The Mudcat Café TM
Thread #172981   Message #4195363
Posted By: Stilly River Sage
13-Jan-24 - 01:16 AM
Thread Name: BS: GOOD news
Subject: RE: BS: GOOD news
Last fall a friend from the museum where I volunteer lost her cat of more than a dozen years, and was seemingly inconsolable. I remember breaking with the pattern of condolences on her Facebook page and suggesting that there was another cat at the shelter that needed rescuing now, otherwise it might be the needle. She took the bait and has adopted another young cat who has filled the gap that losing the last one created. They love the new one while remembering the past one. The village where I live limits properties to three pets total, and I have consistently had three for the last 20 years. I am hoping that your fella makes a complete recovery, but if you end up with a vacancy in the house, don't put off rescue of another animal. And even with the current dog's recovery, he might like a friend. Every little bit helps when it comes to retrieving animals from the pandemonium of the shelter.
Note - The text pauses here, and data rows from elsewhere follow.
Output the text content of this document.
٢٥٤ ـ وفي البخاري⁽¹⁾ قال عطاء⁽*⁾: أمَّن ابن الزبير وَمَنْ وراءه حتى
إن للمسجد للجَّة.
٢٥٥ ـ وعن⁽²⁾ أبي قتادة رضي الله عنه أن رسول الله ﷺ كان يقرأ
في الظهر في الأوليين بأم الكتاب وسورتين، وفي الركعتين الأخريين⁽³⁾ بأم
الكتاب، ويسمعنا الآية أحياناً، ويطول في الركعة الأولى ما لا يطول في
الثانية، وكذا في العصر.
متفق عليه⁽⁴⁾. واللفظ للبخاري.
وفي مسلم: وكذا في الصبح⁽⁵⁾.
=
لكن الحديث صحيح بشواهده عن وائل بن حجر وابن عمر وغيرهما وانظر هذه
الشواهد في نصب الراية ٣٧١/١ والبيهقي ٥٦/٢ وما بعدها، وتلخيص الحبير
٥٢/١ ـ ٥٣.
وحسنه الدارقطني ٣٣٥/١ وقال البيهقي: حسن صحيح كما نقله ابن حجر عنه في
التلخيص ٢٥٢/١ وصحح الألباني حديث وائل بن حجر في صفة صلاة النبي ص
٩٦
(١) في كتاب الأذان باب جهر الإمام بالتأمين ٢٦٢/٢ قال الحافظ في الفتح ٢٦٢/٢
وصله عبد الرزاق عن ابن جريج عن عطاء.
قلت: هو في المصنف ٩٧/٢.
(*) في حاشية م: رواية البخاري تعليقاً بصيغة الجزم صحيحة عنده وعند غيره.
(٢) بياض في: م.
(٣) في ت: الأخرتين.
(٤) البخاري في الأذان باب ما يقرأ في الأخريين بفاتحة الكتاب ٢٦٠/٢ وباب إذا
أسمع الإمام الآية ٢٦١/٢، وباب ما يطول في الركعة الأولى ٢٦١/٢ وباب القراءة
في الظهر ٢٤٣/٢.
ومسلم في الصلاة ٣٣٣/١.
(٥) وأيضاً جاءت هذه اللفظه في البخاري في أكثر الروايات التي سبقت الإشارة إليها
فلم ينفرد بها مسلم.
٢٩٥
My pooch Pepper (the Blue Heeler) was at the city shelter for three months. When I took her for a one-on-one walk in an enclosure where you can interact with animals I sat on the short wall at the side and she didn't run around, she stayed there and climbed up to sniff my face, get in my lap, and get to know me. She was making the case for a bond, and when I brought her home she settled in so fast and so happily it was remarkable.

When you bring a shelter dog home and give them a soft bed in a quiet house they sleep soundly for the first time in months and it is wonderful to see. The next day I was in the yard with her and the other two and threw a bumper for the chocolate lab to fetch; he headed out for it and then there was a flash of black and white as she darted down the yard, grabbed the bumper and happily returned it to me. "You know this game!" I got another bumper so she and the lab could take turns fetching, and that was that.

There was an occasion when I took her to a vet clinic to have her nails trimmed and was taking the three dogs in one at a time. When I walked away from her at the clinic to take the Lab back to the car apparently she went nuts, pulling out of the muzzle and struggling to get up. As I headed into the store with the third dog the vet tech met me at the door with her, telling me what happened. I realized that this dog, who was about three years old when I adopted her, remembered being left behind before, and was having none of it. I always keep that in mind when she needs any kind of vet care, so she knows I'm nearby. Her heart has been fully given to me and I need to have a care for it. That connection can happen very quickly.